SABDA RAJA : Diubah Jadi Bawono, Nama Buwono Sudah Terkunci dalam UUK

Raja Kraton Yogyakarta, Sultan Hamengku Buwono X di dampingi Gusti Kanjeng Ratu (GKR) Hemas (dua kanan di Dalem Wironegaran, Jogja, Jumat (8/5/2015). Pertemuan dengan puluhan perwakilan masyarakat Jogja tersebut Sultan HB X menjelaskan lebih terperinci tentang Sabda Raja dan Dawuh Raja beberapa waktu lalu. (Gigih M. Hanafi/JIBI - Harian Jogja)
11 Mei 2015 20:05 WIB Ujang Hasanudin Jogja Share :

Sabda raja Sri Sultan HB X salah satunya mengganti nama Hamengku Buwono menjadi Hamengku Bawono, namun nama pertama telah terkunci dalam UU Keistimewaan DIY

Harianjogja.com, JOGJA-Wakil Ketua I Dewan Perwakilan Rakyat Daerah DIY Arif Noor Hartanto menyatakan, nama dan gelar Gubernur DIY Sri Sultan Hamengku Buwono X sudah terkunci dalam Undang-Undang Keistimewaan Nomor 13/2012, dalam Pasal 1 Ketentuan Umum.

Inung, sapaan akrab Arif Noor Hartanto mengatakan nama dan gelar itu pula yang tertera dalam Surat Keputusan (SK) Presiden dalam pelantikan Gubernur Oktober 2012 silam.

Oleh karena  itu selama belum ada legalitas formal perubahan nama, DPRD DIY masih tetap menggunakan nama Sri Sultan Hamengku Buwono dan bukan Sri Sultan Hamengku Bawono. "Karena nama itu sudah terkunci dalam UUK," kata Inung di DPRD DIY, Senin (11/5/2015).

Sultan sudah mengganti namanya melalui Sabda Raja pada Kamis (30/4/2015) lalu.

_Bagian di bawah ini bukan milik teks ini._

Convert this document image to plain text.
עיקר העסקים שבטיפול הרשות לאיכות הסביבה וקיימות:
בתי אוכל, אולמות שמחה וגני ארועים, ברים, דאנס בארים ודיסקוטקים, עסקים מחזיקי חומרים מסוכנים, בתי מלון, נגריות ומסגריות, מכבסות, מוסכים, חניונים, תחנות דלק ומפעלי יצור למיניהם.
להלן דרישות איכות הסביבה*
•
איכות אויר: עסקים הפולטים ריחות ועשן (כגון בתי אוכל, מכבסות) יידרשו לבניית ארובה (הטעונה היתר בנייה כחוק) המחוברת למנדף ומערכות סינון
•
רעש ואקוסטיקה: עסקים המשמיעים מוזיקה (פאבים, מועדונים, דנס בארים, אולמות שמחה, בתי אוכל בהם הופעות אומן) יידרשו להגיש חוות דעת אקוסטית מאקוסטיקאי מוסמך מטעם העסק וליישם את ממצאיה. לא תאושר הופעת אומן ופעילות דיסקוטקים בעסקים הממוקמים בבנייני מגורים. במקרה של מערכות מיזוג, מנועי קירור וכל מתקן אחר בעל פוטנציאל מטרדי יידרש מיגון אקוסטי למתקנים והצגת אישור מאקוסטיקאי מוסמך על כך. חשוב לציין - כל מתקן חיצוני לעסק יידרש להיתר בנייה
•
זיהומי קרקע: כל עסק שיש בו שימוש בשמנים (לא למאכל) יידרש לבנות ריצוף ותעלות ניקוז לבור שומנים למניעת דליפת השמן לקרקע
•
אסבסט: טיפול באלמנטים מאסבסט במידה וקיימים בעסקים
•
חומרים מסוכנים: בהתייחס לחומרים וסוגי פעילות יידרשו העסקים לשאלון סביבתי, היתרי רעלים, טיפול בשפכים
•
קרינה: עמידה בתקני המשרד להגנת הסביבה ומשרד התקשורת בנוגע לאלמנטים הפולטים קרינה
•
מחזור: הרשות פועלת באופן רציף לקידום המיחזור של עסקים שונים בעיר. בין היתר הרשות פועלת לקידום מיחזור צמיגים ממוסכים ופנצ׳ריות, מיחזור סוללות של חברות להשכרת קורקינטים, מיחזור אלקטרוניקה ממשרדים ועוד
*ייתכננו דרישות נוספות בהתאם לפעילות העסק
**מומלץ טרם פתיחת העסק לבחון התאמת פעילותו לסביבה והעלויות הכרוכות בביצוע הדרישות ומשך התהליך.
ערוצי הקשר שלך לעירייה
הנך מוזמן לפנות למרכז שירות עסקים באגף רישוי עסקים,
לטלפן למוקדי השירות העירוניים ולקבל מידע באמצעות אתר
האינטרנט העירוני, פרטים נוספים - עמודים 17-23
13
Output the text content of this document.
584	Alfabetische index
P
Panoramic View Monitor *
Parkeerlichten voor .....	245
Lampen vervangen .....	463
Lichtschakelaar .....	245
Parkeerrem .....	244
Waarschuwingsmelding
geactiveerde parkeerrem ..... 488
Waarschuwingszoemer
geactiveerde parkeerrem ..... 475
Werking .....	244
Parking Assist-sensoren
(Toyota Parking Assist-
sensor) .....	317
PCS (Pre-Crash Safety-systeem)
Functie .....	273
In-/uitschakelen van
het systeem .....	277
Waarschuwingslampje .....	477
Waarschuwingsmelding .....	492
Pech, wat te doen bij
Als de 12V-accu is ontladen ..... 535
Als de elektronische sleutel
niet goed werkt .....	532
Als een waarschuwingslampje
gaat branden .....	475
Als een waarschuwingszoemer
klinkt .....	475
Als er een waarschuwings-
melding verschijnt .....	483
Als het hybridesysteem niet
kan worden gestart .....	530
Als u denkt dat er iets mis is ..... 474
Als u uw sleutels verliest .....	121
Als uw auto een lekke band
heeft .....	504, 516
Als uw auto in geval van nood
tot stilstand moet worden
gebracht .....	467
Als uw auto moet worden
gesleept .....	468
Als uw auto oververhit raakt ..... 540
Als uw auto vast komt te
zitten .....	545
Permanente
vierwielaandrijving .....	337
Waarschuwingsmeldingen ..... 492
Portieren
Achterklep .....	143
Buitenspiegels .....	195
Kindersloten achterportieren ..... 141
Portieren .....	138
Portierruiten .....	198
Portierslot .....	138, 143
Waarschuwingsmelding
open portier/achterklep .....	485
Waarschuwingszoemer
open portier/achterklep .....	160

Dalam Sabda Raja itu Sultan mengganti kata Buwono menjadi Bawono. Selain itu, Sultan juga menghilangkan gelar khalifatullah. Sultan menyatakan, Kraton segera menyampaikan perubahan nama dan gelar tersebut ke Kementrian Dalam Negeri, "Otomatis pemberitahuan ke DPRD dan Pemda DIY," kata Sultan.

Namun, Inung mengaku hingga kemarin siang DPRD DIY belum menerima tembusan perubahan nama dan gelar Gubernur DIY. Ia mengatakan, setelah ada surat pemberitahuan nantinya DPRD DIY akan berkoordinasi dengan Pemda DIY untuk membahas perubahan gelar Sultan.

Politikus Partai Amanat Nasional (PAN) ini menambahkan, dirinya mendapat informasi bahwa dalam waktu dekat akan ada tim khusus pemantau Otonomi Daerah Khusus ke dari DPR RI ke DIY. "Memantau semuanya, termasuk persoalan ini [polemik internal Kraton]," kata Inung.

Menurut Inung polemik di internal Kraton tidak bisa dikatakan sebagai persoalan Internal Kraton saja. Setelah adanya Undang-Undang Keistimewaan DIY, sejak itu pula negara sudah mengintervensi wilayah Kraton, mengatur siapa calon gubernur dan sebagainya, "Sehingga masyarakat berhak tahu siapa calon gubernur DIY," kata Inung.

Sebelumnya Pengageng Tepas Dworo Puro (semacam pejabat Humas) Kraton, Kanjeng Raden Tumenggung Jatiningrat juga menyatakan, dalam administrasi Kraton sejauh ini masih menggunakan nama Sri Sultan Hamengku Buwono. Menurut dia, selama belum ada kekuatan hukum dari Undang-Undang masih tetap menggunakan Buwono.